The interview below was published in the Mid-November issue of Successful Farming magazine.
Farmers who don’t learn about new technology will get left behind. As an early adopter and a seventh-generation farmer, it’s a statement Kip Tom firmly believes in.
“My grandfather was one of the first in our community to get a tractor,” he recalls. “There were a lot of naysayers who questioned his decision, but that innovation led to the mechanization of farming. What we are seeing now is somewhat similar. We need to look at technology and embrace it.”
SF: How has technology changed ag?
KT: When we look at a technology to deploy, we ask what its utility is and what it does for our bottom line. With earlier technology like auto steer, it was easy to figure out because we needed to reduce overlap and be more efficient when diesel fuel was $4 a gallon.
Some of today’s technology is a bit more difficult to calculate in terms of ROI, so it’s a harder sell for farmers used to devoting dollars to iron and dirt. We operated with the same belief, but that has changed.
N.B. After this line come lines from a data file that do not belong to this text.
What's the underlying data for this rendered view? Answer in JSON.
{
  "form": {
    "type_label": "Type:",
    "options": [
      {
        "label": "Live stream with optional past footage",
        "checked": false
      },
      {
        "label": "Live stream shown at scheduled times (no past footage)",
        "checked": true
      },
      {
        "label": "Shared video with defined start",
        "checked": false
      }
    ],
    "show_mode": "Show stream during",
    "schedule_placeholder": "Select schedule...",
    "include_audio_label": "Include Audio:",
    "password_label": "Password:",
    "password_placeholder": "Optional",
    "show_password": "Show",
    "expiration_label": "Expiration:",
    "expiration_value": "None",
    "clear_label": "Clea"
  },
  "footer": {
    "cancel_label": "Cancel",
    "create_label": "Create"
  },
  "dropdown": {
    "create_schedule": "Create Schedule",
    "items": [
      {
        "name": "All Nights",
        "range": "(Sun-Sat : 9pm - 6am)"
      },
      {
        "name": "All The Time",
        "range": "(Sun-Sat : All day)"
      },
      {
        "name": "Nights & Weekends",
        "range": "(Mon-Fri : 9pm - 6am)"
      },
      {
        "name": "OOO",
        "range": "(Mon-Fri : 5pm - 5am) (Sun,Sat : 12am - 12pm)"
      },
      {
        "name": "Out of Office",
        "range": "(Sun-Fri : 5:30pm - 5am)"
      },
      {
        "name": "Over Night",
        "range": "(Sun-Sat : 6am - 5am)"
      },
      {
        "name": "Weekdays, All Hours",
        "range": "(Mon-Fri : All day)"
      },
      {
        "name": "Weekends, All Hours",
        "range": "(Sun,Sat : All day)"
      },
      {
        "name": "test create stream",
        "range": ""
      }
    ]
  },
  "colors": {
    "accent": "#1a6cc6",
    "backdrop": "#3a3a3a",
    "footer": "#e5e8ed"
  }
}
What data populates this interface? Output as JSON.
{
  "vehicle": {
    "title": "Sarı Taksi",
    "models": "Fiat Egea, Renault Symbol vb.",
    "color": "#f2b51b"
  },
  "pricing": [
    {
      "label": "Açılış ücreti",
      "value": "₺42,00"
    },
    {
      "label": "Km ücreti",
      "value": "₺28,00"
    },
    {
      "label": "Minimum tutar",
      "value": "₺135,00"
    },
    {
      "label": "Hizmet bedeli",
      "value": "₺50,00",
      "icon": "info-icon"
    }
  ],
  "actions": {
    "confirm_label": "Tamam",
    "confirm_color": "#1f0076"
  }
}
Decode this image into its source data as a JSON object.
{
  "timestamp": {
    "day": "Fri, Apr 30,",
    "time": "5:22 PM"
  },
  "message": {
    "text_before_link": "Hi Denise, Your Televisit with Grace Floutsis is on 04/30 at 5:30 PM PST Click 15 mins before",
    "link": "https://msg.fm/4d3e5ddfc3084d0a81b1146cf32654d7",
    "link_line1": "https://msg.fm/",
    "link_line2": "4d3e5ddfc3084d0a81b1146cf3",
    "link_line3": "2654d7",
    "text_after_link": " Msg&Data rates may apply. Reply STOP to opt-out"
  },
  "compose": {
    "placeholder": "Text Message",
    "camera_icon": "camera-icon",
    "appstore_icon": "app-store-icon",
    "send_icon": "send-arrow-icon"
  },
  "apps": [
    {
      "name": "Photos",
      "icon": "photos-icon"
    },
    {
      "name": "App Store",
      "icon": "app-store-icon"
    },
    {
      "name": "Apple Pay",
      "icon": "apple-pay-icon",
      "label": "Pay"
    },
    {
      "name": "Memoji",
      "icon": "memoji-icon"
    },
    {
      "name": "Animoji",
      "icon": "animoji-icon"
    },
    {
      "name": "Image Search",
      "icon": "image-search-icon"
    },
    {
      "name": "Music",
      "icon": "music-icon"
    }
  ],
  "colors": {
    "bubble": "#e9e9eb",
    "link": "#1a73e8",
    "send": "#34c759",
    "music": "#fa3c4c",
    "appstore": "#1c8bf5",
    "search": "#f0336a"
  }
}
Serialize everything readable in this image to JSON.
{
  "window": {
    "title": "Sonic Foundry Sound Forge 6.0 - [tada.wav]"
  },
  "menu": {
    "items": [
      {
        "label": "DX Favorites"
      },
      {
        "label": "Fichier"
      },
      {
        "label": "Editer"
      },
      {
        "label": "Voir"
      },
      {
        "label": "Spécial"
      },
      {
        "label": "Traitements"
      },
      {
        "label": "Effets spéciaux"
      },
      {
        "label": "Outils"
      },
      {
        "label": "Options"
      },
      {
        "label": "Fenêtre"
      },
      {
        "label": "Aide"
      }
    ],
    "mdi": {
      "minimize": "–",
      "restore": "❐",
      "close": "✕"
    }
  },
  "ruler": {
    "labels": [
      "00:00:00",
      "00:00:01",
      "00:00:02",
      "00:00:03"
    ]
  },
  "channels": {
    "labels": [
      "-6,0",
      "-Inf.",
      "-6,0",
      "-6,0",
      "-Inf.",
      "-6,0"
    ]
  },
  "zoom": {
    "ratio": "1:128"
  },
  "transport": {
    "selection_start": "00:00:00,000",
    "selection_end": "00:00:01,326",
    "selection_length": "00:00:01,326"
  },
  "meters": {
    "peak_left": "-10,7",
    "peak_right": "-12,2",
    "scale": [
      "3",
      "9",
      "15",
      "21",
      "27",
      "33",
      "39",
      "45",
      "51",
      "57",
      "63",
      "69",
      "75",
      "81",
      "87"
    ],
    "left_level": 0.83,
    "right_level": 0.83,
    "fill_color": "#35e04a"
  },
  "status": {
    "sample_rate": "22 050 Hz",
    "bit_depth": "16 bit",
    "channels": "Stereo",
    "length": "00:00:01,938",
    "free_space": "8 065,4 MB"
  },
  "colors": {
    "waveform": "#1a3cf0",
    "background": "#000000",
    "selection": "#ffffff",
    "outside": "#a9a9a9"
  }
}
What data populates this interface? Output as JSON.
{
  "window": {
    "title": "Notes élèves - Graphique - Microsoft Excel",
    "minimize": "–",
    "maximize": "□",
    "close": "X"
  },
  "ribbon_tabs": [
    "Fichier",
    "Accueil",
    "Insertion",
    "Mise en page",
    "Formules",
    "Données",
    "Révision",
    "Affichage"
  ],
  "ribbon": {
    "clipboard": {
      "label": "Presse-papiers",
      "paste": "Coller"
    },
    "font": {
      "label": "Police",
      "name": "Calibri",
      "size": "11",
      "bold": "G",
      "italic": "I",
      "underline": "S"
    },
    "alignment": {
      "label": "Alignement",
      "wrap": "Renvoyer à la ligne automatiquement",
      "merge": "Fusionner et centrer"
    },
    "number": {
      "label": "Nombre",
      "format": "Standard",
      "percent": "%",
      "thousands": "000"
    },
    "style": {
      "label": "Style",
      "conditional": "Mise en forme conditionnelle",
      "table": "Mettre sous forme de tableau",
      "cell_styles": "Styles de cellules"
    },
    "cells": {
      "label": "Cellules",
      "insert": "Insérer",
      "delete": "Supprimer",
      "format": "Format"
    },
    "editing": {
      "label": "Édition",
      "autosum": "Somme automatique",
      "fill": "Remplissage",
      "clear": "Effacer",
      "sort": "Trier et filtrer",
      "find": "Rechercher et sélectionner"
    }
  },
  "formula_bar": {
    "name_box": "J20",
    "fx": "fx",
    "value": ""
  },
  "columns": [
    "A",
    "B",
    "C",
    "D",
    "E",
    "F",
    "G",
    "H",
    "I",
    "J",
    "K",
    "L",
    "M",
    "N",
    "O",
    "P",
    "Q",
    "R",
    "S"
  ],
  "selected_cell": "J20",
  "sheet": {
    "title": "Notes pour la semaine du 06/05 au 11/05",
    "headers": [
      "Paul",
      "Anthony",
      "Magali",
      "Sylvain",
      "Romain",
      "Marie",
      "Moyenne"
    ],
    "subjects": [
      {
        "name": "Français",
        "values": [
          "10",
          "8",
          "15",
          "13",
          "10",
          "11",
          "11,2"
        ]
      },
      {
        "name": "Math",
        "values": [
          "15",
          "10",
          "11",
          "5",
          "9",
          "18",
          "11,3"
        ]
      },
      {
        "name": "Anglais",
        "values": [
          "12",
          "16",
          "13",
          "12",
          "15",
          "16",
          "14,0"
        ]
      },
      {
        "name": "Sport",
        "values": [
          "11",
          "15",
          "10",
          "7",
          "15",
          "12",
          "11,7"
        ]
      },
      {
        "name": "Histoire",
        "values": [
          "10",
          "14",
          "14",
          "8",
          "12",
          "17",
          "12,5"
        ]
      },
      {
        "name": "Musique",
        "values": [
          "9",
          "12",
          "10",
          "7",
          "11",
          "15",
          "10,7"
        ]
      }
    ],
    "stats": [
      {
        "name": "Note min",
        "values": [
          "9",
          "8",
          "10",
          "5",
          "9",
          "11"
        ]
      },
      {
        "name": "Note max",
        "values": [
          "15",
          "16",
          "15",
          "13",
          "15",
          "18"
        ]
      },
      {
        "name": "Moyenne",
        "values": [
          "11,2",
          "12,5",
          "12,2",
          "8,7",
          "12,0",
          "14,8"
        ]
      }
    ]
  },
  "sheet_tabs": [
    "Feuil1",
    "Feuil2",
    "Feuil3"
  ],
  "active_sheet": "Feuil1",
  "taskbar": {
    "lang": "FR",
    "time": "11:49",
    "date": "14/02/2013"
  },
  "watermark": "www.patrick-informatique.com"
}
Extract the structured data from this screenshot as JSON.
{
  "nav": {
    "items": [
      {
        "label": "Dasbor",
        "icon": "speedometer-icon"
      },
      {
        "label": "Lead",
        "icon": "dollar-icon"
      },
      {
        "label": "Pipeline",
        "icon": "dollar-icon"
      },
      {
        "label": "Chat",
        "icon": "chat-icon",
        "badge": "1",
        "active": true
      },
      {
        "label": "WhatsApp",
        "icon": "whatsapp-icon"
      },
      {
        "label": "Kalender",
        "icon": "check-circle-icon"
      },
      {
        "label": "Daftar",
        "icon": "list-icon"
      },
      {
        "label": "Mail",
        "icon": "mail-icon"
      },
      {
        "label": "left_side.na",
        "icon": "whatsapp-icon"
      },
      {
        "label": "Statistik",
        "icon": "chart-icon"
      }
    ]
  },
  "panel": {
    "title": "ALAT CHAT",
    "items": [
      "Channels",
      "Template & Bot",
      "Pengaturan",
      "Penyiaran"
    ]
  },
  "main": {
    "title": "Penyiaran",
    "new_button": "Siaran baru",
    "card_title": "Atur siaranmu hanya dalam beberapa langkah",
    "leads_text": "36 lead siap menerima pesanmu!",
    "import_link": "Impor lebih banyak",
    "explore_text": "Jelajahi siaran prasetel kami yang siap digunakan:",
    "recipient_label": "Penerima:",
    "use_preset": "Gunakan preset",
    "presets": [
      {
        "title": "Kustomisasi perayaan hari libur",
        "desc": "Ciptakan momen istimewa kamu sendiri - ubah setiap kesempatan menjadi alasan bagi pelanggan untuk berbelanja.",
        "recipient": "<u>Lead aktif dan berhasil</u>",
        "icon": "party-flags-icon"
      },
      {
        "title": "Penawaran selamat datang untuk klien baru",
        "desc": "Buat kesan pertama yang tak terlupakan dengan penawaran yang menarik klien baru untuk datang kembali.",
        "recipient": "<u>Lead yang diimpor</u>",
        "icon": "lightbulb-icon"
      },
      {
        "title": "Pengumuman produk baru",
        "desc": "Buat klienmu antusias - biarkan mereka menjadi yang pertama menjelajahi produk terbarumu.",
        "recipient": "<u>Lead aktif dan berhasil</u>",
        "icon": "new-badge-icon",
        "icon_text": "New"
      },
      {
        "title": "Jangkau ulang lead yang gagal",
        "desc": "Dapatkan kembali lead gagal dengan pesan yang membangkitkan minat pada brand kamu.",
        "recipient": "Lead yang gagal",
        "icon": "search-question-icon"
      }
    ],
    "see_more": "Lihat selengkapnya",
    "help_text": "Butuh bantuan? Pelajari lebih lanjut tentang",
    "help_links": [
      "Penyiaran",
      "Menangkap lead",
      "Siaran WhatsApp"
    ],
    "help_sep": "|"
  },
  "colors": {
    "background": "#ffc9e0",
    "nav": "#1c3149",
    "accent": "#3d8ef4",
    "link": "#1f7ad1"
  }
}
As farmers, we tend to do things the way we always have because we know we only get about 40 opportunities to produce a crop. We don’t want to risk failure in any of those years. I think that has made us a little shy to invest in new technology. The reality is, these technologies give us the ability to ensure we won’t fail and let us trial things in ways we weren’t able to before.
SF: How has Tom Farms employed ag technology?
KT: We’ve used a variety of ag technology for 20 years, which means we’ve failed a lot along the way. We haven’t always been successful in the betas we’ve invested in or participated in to examine their utility and functionality. Yet, getting involved is the way we find the ones that work.
SF: What technology has been most beneficial?
KT: The old standbys like a yield monitor and auto steer will be here for a long time. It’s the new stuff and how we leverage it that is most appealing to me.
We’re working with Granular, who is developing a farm-management software platform or enterprise resource planning (ERP) tool to deliver more analytical results into an accounting system. Every other manufacturer has an ERP. Ag has yet to develop one. I like Granular’s path, because it lets us bring all of the data in and really understand what is making a positive or a negative impact.
SF: What challenges is ag technology facing?
KT: Technology changes so fast that understanding what to invest in and what offers a return or utility can make for difficult decisions.
It’s important to make sure you are investing wisely in a technology that will span time.
You also need a better understanding of the data that is proprietary to your farm. You need to own it and control it. There are a couple of initiatives developing data repositories, which allow you to decide what, if any, information can be passed on to a company. If you do pass it on or you try to trade it, you have to figure out what the value is because there is value.
People say it will be used to trade the market. I believe there are other things it can be used for that will benefit companies more.
At the same time, we don’t want to be so sensitive that we outleverage the data with partner companies, because we still want to help them build a better tool or seed that we’ll all benefit from.
Name: Kip Tom
Title: President, Tom Farms
Home: Leesburg, IN
Background: Tom Farms grows corn and soybeans across seven counties and is one of Monsanto’s largest seed producers. It employs, tests, and invests in the latest technology to continually move the operation forward while being as transparent as possible to consumers.